Meningioma has a variety of subtypes due to its large variability in tissue structure. It is generally believed that meningiomas mainly include fibrous type, syncytial cell type, psammomatous type, transitional type, hemangioma type, meningeal melanoma, secretory type, lymphoplasmacytic type, metaplasia type, clear cell type, and atypia type [11]. The diversity of subtypes determines that the MRI imaging characteristics of meningioma patients are quite different, and their pathological basis is also different [12]. Transitional meningioma tumors are mostly oval or quasicircular, and some are lobulated. The T2WI of MRI images often show confounding signals. Studies suggested that there were areas of hyaline degeneration, dense fibrous structures, and necrotic areas in transitional meningioma tissue [13]. Therefore, the diversity of meningeal tissues causes hierarchical mixed signals in MRI images. Friconnet et al. [14] found that patients with transitional meningiomas had calcification, and their T1WI, T2WI, and enhancement were all low signal, which was similar to this result. The tumor morphology of patients with fibrous meningiomas is mostly oval or round-like. In patients' MRI, T1WI usually shows equal signal, and T2WI usually shows equal or low signal. In patients with fibrous meningiomas, there is a large amount of calcification and collagen-dimensional hyaline change, so the T2WI signal is low [15].

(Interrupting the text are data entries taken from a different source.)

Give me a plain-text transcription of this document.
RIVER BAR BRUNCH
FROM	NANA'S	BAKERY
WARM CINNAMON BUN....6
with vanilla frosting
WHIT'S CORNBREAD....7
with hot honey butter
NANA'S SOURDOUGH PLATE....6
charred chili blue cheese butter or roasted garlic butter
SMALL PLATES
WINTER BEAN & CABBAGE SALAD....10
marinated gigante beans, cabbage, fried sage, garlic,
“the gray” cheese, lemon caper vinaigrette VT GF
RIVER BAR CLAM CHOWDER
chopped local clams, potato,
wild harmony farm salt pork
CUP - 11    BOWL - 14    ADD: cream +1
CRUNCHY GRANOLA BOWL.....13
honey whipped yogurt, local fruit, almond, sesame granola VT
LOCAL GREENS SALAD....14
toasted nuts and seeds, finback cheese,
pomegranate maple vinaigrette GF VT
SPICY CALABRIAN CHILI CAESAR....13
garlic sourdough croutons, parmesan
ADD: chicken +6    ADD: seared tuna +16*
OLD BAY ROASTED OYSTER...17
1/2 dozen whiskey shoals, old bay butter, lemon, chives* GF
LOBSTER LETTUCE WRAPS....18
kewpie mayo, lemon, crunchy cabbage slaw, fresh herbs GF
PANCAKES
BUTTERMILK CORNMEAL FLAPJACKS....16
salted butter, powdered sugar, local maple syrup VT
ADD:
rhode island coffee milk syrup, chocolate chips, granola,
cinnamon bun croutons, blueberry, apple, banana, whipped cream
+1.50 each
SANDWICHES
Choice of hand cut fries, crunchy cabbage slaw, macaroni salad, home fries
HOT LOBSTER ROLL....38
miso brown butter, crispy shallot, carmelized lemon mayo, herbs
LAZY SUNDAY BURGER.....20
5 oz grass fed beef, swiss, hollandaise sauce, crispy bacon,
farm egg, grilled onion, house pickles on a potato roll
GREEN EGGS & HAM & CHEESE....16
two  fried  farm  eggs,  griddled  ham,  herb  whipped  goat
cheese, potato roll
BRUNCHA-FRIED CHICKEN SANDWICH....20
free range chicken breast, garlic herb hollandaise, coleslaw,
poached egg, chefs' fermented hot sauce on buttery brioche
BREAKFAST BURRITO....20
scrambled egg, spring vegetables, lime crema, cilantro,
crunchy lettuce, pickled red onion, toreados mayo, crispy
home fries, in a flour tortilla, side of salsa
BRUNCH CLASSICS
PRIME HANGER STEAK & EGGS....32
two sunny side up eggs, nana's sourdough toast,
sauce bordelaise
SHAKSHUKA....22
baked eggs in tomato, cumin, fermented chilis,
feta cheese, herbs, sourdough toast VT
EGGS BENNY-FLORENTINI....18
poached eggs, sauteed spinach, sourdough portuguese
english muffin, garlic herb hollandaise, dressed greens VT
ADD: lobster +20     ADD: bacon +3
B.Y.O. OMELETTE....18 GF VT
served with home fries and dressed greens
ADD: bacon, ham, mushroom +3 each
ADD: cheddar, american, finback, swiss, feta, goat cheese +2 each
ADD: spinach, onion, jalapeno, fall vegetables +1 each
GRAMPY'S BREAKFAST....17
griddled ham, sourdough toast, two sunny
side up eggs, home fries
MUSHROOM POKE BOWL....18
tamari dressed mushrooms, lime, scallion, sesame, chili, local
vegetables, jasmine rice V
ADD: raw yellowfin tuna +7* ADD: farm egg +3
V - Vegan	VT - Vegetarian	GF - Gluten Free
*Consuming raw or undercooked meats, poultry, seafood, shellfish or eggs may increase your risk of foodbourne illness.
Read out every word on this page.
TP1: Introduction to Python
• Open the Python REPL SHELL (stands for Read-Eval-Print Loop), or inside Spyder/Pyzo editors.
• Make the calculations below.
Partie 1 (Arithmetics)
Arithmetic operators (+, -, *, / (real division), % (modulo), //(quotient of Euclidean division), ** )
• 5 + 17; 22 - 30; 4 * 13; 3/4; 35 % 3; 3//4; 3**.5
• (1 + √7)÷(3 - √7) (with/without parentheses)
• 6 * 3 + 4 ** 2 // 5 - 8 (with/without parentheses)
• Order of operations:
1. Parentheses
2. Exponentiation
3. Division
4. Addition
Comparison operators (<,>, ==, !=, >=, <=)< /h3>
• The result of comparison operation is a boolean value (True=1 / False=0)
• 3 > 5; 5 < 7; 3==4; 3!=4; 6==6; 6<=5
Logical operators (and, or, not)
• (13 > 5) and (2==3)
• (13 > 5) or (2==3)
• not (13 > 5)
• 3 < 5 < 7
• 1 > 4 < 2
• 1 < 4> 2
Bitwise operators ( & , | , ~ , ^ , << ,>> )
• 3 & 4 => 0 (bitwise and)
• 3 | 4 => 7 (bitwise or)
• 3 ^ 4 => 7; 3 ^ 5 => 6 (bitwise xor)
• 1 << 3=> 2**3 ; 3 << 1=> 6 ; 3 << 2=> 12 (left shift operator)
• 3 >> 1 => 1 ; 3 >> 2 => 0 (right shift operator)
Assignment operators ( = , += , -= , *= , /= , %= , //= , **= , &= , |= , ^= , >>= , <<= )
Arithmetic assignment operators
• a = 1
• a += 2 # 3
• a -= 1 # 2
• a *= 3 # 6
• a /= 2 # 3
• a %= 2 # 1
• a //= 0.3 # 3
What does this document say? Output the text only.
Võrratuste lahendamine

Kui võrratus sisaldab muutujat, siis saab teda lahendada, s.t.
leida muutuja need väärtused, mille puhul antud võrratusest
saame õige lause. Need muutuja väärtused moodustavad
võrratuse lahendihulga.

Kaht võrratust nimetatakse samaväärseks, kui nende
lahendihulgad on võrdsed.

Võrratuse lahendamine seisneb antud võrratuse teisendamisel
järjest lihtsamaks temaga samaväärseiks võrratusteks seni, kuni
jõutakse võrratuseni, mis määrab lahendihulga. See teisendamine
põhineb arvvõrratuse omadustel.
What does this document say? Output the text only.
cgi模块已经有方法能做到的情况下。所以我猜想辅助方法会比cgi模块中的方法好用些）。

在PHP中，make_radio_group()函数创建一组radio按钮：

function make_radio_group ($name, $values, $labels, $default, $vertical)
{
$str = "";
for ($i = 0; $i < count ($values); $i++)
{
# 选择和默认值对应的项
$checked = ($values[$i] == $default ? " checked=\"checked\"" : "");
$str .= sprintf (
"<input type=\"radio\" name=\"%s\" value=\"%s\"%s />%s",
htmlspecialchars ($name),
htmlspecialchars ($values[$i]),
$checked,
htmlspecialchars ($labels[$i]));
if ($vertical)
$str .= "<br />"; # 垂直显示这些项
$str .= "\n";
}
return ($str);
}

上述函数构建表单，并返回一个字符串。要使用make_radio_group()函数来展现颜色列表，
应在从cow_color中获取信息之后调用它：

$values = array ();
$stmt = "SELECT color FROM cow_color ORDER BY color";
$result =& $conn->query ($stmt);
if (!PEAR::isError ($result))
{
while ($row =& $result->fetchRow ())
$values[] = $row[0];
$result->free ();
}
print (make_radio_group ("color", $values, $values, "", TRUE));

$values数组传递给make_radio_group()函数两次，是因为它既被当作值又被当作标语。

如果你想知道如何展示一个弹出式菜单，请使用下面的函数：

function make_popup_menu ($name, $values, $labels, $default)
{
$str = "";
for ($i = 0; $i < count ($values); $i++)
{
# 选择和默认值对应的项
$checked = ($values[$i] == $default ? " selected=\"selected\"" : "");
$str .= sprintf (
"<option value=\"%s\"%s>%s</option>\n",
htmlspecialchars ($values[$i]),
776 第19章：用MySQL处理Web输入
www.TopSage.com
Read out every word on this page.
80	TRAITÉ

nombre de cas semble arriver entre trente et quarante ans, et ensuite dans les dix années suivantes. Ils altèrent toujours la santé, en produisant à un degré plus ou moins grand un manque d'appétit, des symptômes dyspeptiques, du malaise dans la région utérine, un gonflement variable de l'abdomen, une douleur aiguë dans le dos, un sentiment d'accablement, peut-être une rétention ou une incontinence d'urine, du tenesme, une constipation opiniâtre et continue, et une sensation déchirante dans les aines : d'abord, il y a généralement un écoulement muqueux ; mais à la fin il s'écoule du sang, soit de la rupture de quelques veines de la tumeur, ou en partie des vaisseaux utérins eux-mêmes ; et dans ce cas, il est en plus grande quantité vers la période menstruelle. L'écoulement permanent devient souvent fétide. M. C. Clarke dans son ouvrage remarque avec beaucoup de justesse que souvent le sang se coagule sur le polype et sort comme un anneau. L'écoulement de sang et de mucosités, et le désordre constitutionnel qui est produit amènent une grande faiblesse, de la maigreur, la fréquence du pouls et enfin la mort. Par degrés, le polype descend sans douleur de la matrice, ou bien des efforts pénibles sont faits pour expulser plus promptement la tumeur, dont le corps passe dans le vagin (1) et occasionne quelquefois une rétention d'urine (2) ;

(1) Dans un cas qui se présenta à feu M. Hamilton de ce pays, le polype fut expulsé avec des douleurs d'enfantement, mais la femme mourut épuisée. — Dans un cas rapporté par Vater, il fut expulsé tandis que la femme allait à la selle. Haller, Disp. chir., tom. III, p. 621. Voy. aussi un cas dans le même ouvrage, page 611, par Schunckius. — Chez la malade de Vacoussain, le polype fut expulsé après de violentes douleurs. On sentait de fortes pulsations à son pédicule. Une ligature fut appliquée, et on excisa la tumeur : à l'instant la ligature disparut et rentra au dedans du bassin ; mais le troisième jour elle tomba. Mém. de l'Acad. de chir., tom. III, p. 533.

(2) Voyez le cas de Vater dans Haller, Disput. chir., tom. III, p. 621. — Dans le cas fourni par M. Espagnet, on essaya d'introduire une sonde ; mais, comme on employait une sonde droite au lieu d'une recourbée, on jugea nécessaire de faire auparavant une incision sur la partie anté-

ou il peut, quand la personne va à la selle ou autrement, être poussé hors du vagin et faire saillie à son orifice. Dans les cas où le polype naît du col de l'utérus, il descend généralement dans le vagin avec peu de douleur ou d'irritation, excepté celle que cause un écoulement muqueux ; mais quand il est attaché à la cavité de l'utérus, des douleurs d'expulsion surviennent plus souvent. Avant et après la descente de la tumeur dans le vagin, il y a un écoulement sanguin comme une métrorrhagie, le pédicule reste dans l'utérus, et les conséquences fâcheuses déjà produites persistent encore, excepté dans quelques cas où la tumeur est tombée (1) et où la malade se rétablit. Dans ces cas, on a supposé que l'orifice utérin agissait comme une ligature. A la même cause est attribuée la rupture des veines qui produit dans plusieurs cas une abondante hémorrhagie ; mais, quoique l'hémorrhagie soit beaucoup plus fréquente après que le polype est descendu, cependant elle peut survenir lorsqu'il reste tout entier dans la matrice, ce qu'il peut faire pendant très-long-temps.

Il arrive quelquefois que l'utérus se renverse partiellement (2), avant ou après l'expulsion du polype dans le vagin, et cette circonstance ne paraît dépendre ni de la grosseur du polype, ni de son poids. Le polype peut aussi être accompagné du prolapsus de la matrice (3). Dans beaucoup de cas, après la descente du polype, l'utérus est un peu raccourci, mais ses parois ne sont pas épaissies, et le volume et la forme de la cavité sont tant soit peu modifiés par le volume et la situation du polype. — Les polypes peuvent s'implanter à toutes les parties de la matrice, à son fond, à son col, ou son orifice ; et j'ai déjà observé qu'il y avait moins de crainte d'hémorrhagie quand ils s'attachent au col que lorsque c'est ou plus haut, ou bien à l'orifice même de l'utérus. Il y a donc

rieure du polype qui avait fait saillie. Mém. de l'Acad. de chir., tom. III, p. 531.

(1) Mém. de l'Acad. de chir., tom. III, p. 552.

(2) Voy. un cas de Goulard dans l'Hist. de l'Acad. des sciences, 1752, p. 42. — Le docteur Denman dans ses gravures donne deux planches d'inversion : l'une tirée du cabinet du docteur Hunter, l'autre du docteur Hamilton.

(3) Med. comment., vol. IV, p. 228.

The biggest feature of MRI images of psammomatous type of meningiomas tumor is that calcification is common. T1WI and T2WI are both double low signals, but T2WI generally has uneven signals. Melanoma had a regular morphology, and there was no obvious edema around the tumor. The MRI image showed high signal on T1WI and low signal on T2WI. The results showed that Ki67 and P73 were mainly expressed in the nucleus; VEGF was mainly expressed in the cytoplasm; and Ki67 and P73 protein and mRNA were highly expressed in transitional meningiomas. The high expression of VEGF protein and mRNA in meningeal melanoma was notably higher than related proteins in fibrous meningiomas (P < 0.05). Zehani et al. [16] found that Ki67 expression was positively correlated with the MRI score of peritumoral edema. Studies found that VEGF was closely related to the angiogenesis of meningioma and was also related to the histological grade of meningioma and tumor cell differentiation [17]. The high expression of VEGF in meningeal melanoma indicated that meningeal melanoma had a strong invasion. Venkateswaran et al. [18] researched that the expression of P73 protein was remarkably positively correlated with peritumoral edema, suggesting that patients with transitional meningioma would have edema. Milano et al. [19] found that some patients with transitional meningioma would have moderate edema, which was consistent with the results of this article.

5. Conclusion

Based on ANOVA, MRI image characteristics of different subtypes of meningiomas with low signal on T2WI were analyzed. The differences in the expression of Ki67, VEGF, and P73 in tumor tissues of patients with different subtypes of meningiomas were also analyzed. The results showed that meningiomas under T2WI low signal based on ANOVA were classified into four subtypes: transitional meningioma, fibrous meningioma, psammomatous meningioma, and meningeal melanoma. Ki67 and P73 were highly expressed in transitional meningioma, while VEGF was highly expressed in meningeal melanoma. However, there are still some shortcomings in the article. It only studies the biological factors that are more studied, such as Ki67, VEGF, and P73, but no other tumor-related factors have been studied. In the future work, the expression of multiple tumor-related factors in different subtypes of meningiomas will be explored, to provide reference for clinical diagnosis and prognosis. In summary, the four subtypes of meningiomas under ANOVA-based T2WI low signal MRI images are quite different, and the expressions of Ki67, P73, and VEGF in different subtypes have significant differences. This work provides a reference basis for the preoperative diagnosis, treatment, and prognosis of meningiomas.